Once you complete this guide you will monitor the following:

  • cluster state via kube-state-metrics
  • nodes via the node_exporter
  • kubelets
  • apiserver
  • kube-scheduler
  • kube-controller-manager

Getting Up and Running Fast with Kube-Prometheus

To help get started more quickly with monitoring Kubernetes clusters, kube-prometheus was created. It is a collection of manifests including dashboards and alerting rules that can easily be deployed. It utilizes the Prometheus Operator and all the manifests demonstrated in this guide.

This section represent a quick installation and is not intended to teach you about all the components. The easiest way to get started is to clone this repository and use the kube-prometheus section of the code.

git clone https://github.com/coreos/kube-prometheus
cd kube-prometheus/

First, create the namespace in which you want the monitoring tool suite to be running.

export NAMESPACE='monitoring'
kubectl create namespace "$NAMESPACE"

Now we will create the components for the Prometheus operator

kubectl --namespace="$NAMESPACE" apply -f manifests/prometheus-operator

This will create all the Prometheus Operator components. You might need to wait a short amount of time before the Custom Resource Definitions are available in the cluster. You can wait for them:

until kubectl --namespace="$NAMESPACE" get alertmanagers.monitoring.coreos.com > /dev/null 2>&1; do sleep 1; printf "."; done

Next, we will install the node exporter and then kube-state-metrics:

kubectl --namespace="$NAMESPACE" apply -f manifests/node-exporter
kubectl --namespace="$NAMESPACE" apply -f manifests/kube-state-metrics

Then, we can deploy the grafana credentials.
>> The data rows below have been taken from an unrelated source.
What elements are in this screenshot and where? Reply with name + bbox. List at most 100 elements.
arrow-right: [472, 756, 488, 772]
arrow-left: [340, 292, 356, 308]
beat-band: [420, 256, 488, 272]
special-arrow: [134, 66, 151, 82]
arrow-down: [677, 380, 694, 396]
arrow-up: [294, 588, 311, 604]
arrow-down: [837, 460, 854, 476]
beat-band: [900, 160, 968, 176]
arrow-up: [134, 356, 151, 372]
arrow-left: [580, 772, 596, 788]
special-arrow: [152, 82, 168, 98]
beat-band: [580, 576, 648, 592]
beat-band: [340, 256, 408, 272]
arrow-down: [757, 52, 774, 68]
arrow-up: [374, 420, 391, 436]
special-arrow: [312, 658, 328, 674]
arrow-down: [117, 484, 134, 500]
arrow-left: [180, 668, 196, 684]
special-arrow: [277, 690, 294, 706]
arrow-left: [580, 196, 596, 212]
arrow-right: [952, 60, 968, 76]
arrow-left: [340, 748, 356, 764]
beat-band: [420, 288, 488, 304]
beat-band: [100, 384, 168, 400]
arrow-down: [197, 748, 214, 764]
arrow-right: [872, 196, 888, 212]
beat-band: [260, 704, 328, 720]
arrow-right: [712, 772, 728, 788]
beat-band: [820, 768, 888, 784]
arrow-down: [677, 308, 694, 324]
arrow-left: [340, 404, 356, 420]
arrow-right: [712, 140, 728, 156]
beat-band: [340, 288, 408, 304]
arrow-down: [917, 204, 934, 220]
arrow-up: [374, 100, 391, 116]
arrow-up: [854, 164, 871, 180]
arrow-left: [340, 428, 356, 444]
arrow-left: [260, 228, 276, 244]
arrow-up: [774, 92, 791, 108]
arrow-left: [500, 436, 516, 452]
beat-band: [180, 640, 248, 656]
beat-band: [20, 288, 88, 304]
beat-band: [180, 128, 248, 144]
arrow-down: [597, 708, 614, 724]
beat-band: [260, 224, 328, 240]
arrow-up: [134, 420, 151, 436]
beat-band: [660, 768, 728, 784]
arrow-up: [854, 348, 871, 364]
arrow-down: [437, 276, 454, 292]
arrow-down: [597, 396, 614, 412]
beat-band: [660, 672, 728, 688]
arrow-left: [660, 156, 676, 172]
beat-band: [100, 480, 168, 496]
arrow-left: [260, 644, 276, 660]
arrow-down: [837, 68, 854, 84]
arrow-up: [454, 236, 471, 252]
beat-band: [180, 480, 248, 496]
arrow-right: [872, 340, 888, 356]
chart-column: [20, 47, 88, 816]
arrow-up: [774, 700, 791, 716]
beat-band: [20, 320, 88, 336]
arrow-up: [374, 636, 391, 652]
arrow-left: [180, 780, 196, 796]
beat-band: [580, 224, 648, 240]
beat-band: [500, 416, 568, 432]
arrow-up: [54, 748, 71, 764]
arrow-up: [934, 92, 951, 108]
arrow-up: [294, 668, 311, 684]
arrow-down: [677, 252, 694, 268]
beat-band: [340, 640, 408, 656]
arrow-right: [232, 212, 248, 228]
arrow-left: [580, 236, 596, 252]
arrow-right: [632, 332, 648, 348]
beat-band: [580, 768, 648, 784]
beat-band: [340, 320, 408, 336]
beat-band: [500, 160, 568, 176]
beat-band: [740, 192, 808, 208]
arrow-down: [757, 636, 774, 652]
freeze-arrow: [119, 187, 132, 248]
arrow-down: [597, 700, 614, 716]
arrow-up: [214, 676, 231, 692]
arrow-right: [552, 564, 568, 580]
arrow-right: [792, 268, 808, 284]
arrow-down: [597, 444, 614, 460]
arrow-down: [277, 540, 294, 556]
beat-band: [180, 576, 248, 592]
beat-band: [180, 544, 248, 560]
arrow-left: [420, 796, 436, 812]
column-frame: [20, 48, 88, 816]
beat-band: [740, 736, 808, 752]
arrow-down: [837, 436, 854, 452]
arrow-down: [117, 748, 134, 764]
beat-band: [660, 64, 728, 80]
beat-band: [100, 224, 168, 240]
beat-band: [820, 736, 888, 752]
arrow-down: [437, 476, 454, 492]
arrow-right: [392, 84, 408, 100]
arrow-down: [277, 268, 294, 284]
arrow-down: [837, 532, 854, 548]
By default, the username/password will be admin/admin, you should change these for your production clusters.

kubectl --namespace="$NAMESPACE" apply -f manifests/grafana/grafana-credentials.yaml

Then install grafana itself:

kubectl --namespace="$NAMESPACE" apply -f manifests/grafana

Next up is the Prometheus object itself. We will deploy the application, and then the roles/role-bindings.
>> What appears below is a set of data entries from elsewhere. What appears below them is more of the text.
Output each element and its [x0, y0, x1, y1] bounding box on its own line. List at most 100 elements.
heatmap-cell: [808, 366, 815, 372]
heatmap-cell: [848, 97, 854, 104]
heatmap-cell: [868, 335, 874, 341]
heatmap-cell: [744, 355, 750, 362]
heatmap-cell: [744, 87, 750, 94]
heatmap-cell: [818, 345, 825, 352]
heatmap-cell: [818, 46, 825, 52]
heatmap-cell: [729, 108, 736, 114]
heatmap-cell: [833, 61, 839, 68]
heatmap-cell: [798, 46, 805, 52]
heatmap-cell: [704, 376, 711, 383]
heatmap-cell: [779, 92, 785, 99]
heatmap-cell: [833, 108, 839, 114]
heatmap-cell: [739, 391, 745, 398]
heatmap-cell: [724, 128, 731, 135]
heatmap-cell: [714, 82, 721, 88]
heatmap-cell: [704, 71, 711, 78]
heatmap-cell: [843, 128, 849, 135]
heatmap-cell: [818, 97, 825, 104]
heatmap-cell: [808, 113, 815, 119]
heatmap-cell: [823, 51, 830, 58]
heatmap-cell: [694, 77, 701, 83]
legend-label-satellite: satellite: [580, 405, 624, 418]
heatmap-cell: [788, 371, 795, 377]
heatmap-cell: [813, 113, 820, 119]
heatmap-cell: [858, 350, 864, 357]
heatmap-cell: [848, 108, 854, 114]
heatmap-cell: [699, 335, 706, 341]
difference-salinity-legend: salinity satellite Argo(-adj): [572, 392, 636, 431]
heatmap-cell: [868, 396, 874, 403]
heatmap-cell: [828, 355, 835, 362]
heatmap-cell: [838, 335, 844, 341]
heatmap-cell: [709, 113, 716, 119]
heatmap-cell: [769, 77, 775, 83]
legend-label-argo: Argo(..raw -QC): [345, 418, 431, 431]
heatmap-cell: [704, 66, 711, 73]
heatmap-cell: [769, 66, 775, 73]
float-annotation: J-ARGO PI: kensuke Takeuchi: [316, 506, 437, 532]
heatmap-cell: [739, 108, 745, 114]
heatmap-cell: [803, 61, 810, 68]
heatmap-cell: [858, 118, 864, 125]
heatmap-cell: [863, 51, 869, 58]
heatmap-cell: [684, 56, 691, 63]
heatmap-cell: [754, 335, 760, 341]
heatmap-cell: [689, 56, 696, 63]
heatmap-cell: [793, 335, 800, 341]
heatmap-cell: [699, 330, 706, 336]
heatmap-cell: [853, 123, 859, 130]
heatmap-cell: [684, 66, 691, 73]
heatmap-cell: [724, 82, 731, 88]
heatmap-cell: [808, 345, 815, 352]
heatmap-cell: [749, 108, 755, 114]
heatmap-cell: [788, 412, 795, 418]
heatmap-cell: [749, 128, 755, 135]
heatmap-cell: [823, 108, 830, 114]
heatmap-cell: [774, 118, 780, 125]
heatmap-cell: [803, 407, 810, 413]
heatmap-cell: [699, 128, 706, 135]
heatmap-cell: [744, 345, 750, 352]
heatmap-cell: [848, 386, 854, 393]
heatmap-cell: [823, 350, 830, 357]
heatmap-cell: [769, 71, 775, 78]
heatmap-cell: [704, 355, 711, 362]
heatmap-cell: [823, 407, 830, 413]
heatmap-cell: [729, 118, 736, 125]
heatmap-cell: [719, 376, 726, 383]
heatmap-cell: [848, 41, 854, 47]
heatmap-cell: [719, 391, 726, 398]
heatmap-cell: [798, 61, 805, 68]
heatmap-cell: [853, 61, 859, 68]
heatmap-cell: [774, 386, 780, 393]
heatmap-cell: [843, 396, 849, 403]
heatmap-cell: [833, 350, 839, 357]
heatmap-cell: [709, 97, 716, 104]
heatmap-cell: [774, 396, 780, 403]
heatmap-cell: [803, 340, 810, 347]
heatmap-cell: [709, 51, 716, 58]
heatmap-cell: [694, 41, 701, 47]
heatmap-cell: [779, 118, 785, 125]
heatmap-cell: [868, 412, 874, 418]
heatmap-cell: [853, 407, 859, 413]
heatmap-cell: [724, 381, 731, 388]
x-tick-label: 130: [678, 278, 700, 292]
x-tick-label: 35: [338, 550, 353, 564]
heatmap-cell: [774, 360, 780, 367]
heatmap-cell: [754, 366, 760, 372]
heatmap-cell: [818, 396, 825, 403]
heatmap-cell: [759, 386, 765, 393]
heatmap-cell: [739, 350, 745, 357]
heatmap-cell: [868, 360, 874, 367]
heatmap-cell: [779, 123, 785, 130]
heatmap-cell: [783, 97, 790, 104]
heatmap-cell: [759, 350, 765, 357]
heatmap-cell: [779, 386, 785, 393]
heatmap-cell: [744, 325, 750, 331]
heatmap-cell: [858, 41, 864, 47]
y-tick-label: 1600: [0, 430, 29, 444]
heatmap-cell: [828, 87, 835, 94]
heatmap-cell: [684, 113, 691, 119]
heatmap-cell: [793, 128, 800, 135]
find manifests/prometheus -type f ! -name prometheus-k8s-roles.yaml ! -name prometheus-k8s-role-bindings.yaml -exec kubectl --namespace "$NAMESPACE" apply -f {} \;
kubectl apply -f manifests/prometheus/prometheus-k8s-roles.yaml
kubectl apply -f manifests/prometheus/prometheus-k8s-role-bindings.yaml

Finally, install the Alertmanager

kubectl --namespace="$NAMESPACE" apply -f manifests/alertmanager

Now you should have a working cluster. After all the pods are ready, you should be able to reach:

  • Prometheus UI on node port 30900
  • Alertmanager UI on node port 30903
  • Grafana on node port 30902

These can of course be changed via the Service definitions. It is recommended to look at the Exposing Prometheus and Alert Manager documentation for more detailed information on how to expose these services.